The aim of this commentary is to:

  1. Critically appraise the methods used within these four systematic reviews and report the key findings on strength training for PwMS

  2. Cross-reference the guideline recommendations against relevant studies (studies that have used similar methods as recommended in the guidelines) within the four systematic reviews in order to verify, challenge or develop the key points of the guidelines for strength training for PwMS.

Methods and quality of the reviews

The core inclusion criteria for all four reviews were studies of PwMS who had undergone strength training and were assessed with a muscle strength outcome. All four reviews included randomised controlled trials (RCTs), with two reviews also including non-randomised trials (Cruickshank et al, 2015; Jørgensen et al, 2017). Two reviews (Jørgensen et al, 2017; Manca et al, 2019) only included studies with a no exercise training control. See Table 1 for the full list of Population, Intervention, Control, Outcomes (PICO) variables.

Table 2. Population, Intervention, Control, Outcomes (PICO) characteristics.

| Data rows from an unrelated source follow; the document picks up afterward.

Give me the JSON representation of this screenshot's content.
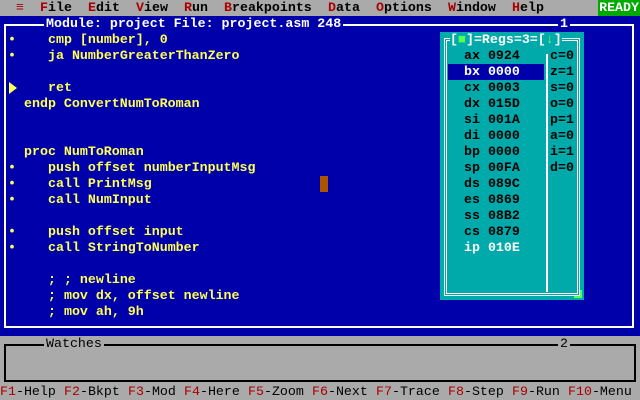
{
  "menu": {
    "system": "≡",
    "items": [
      {
        "hot": "F",
        "rest": "ile"
      },
      {
        "hot": "E",
        "rest": "dit"
      },
      {
        "hot": "V",
        "rest": "iew"
      },
      {
        "hot": "R",
        "rest": "un"
      },
      {
        "hot": "B",
        "rest": "reakpoints"
      },
      {
        "hot": "D",
        "rest": "ata"
      },
      {
        "hot": "O",
        "rest": "ptions"
      },
      {
        "hot": "W",
        "rest": "indow"
      },
      {
        "hot": "H",
        "rest": "elp"
      }
    ],
    "status": "READY"
  },
  "module": {
    "title": "Module: project File: project.asm 248",
    "number": "1",
    "lines": [
      {
        "text": "cmp [number], 0",
        "bp": true
      },
      {
        "text": "ja NumberGreaterThanZero",
        "bp": true
      },
      {
        "text": "",
        "bp": false
      },
      {
        "text": "ret",
        "bp": false,
        "current": true
      },
      {
        "text": "endp ConvertNumToRoman",
        "bp": false
      },
      {
        "text": "",
        "bp": false
      },
      {
        "text": "",
        "bp": false
      },
      {
        "text": "proc NumToRoman",
        "bp": false
      },
      {
        "text": "push offset numberInputMsg",
        "bp": true
      },
      {
        "text": "call PrintMsg",
        "bp": true
      },
      {
        "text": "call NumInput",
        "bp": true
      },
      {
        "text": "",
        "bp": false
      },
      {
        "text": "push offset input",
        "bp": true
      },
      {
        "text": "call StringToNumber",
        "bp": true
      },
      {
        "text": "",
        "bp": false
      },
      {
        "text": "; ; newline",
        "bp": false
      },
      {
        "text": "; mov dx, offset newline",
        "bp": false
      },
      {
        "text": "; mov ah, 9h",
        "bp": false
      }
    ]
  },
  "regs": {
    "title_pre": "[",
    "title_close": "■",
    "title_mid": "]=Regs=3=[",
    "title_arrow": "↓",
    "title_end": "]",
    "registers": [
      {
        "name": "ax",
        "value": "0924"
      },
      {
        "name": "bx",
        "value": "0000"
      },
      {
        "name": "cx",
        "value": "0003"
      },
      {
        "name": "dx",
        "value": "015D"
      },
      {
        "name": "si",
        "value": "001A"
      },
      {
        "name": "di",
        "value": "0000"
      },
      {
        "name": "bp",
        "value": "0000"
      },
      {
        "name": "sp",
        "value": "00FA"
      },
      {
        "name": "ds",
        "value": "089C"
      },
      {
        "name": "es",
        "value": "0869"
      },
      {
        "name": "ss",
        "value": "08B2"
      },
      {
        "name": "cs",
        "value": "0879"
      },
      {
        "name": "ip",
        "value": "010E"
      }
    ],
    "flags": [
      "c=0",
      "z=1",
      "s=0",
      "o=0",
      "p=1",
      "a=0",
      "i=1",
      "d=0"
    ]
  },
  "watches": {
    "title": "Watches",
    "number": "2"
  },
  "fkeys": [
    {
      "key": "F1",
      "label": "-Help"
    },
    {
      "key": "F2",
      "label": "-Bkpt"
    },
    {
      "key": "F3",
      "label": "-Mod"
    },
    {
      "key": "F4",
      "label": "-Here"
    },
    {
      "key": "F5",
      "label": "-Zoom"
    },
    {
      "key": "F6",
      "label": "-Next"
    },
    {
      "key": "F7",
      "label": "-Trace"
    },
    {
      "key": "F8",
      "label": "-Step"
    },
    {
      "key": "F9",
      "label": "-Run"
    },
    {
      "key": "F10",
      "label": "-Menu"
    }
  ]
}
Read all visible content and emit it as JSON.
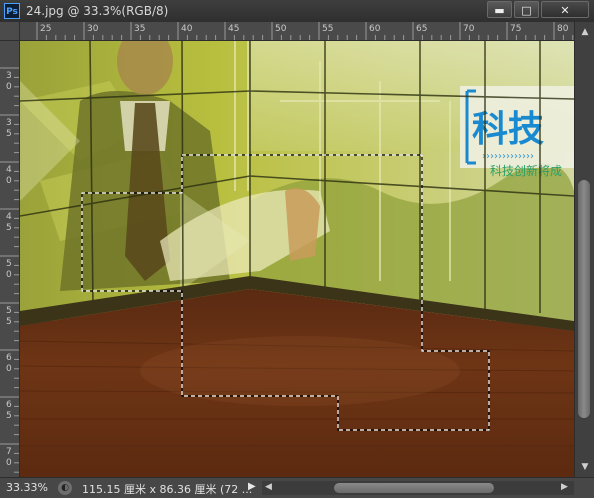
{
  "app": {
    "icon_label": "Ps"
  },
  "window": {
    "title": "24.jpg @ 33.3%(RGB/8)",
    "minimize_label": "▬",
    "maximize_label": "□",
    "close_label": "✕"
  },
  "rulers": {
    "top_labels": [
      "25",
      "30",
      "35",
      "40",
      "45",
      "50",
      "55",
      "60",
      "65",
      "70",
      "75",
      "80"
    ],
    "left_labels": [
      "3\n0",
      "3\n5",
      "4\n0",
      "4\n5",
      "5\n0",
      "5\n5",
      "6\n0",
      "6\n5",
      "7\n0"
    ]
  },
  "canvas": {
    "sign_title": "科技",
    "sign_subtitle": "科技创新将成",
    "icons": [
      "selection-marquee"
    ]
  },
  "status": {
    "zoom": "33.33%",
    "doc_size": "115.15 厘米 x 86.36 厘米 (72 ..."
  }
}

PICO Cruickshank et al (2015) Jørgensen et al (2017) Manca et al (2019) Mañago et al (2019)
Population Diagnosis of MS Diagnosis of MS Diagnosis of MS Diagnosis of MS
Intervention Strength training Strength training Strength training Strength training for lower extremities and /or trunk included in study but not necessarily primary intervention.
Control Not specified No training or usual care No intervention or assigned to a waiting list Inactive or other active intervention
Outcomes Inclusion outcomes: Muscle strength (1RM, maximum voluntary isometric contraction, maximum voluntary dynamic contraction, power)
 
Other outcomes: Functional Mobility, Balance, Functional Capacity, Quality of Life, Fatigue, Mood, Muscle endurance
Inclusion outcomes: Muscle strength (1RM, maximum voluntary isometric contraction, maximum voluntary dynamic contraction, power) Inclusion outcomes: Muscle strength (1 repetition maximum [1RM], maximal voluntary isometric contraction)
 
Other outcomes: Gait performance Balance Fatigue, Function Quality of Life
Inclusion outcomes: Muscle strength (1RM, maximal force, endurance)
 
Gait performance

Table note: MS = multiple sclerosis

All four studies were judged to be methodologically robust, using the Joanna Briggs Institute (JBI) critical appraisal checklist for systematic reviews and research syntheses (Aromataris et al, 2015). The only areas of concern were the methods of synthesis and assessment of publication bias for Mañago et al (2019) and the data extraction and search strategy for Jørgensen et al (2017). Table 2 features quality assessment and corresponding methods for all of the systematic reviews.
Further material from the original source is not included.